Drame de Tanger: le silence troublant des associations de défense des droits de la femme

Les associations ne s’intéressent qu’aux affaires à polémique. Mais la cause première d’une femme est de lui rendre sa dignité, de lui garantir un traitement digne d’un être humain de lutter pour qu’elle ne soit pas exploitée par des patrons sans foi ni loi...

Mais où sont passées ces associations porte-étendard des droits de la femme? Certains syndicats, comme la CDT, et ONGs de défense des droits de l’homme, tel l’OMDH, ont réagi au drame de Tanger, qui a fait, lundi 8 février 2021, 29 morts dont beaucoup de femmes suite à l’infiltration d’eaux pluviales dans un atelier de textile clandestin, au sous-sol d’une villa, dont les portes étaient barricadées par le propriétaire.

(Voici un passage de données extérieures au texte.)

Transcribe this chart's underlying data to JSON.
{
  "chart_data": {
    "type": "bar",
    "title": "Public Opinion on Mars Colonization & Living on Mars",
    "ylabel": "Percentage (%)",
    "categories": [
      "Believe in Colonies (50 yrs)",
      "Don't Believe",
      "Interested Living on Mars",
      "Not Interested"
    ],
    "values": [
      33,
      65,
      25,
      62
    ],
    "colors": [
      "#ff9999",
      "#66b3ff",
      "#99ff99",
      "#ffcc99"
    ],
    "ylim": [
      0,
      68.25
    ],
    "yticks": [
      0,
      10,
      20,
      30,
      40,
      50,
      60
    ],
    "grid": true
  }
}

Mais aucune de ces associations n’a bougé d’un iota! Aucune réaction, aucun commentaire, pas de manifestations ou sit-in pour dénoncer les conditions de travail esclavagistes qui ont causé la mort de ces travailleuses. Bref, rien. Un silence troublant, déstabilisant. Le Maroc entier est au courant que ce qui s’est passé à Tanger et auparavant à Essaouira mais aussi à Rosamor à Casablanca en 2008 peut se reproduire. Tellement l’environnement de travail de ces femmes dignes, qui quittent leur foyer tous les jours à la pointe du jour pour y retourner au soleil couchant, ne le font pas pour le plaisir.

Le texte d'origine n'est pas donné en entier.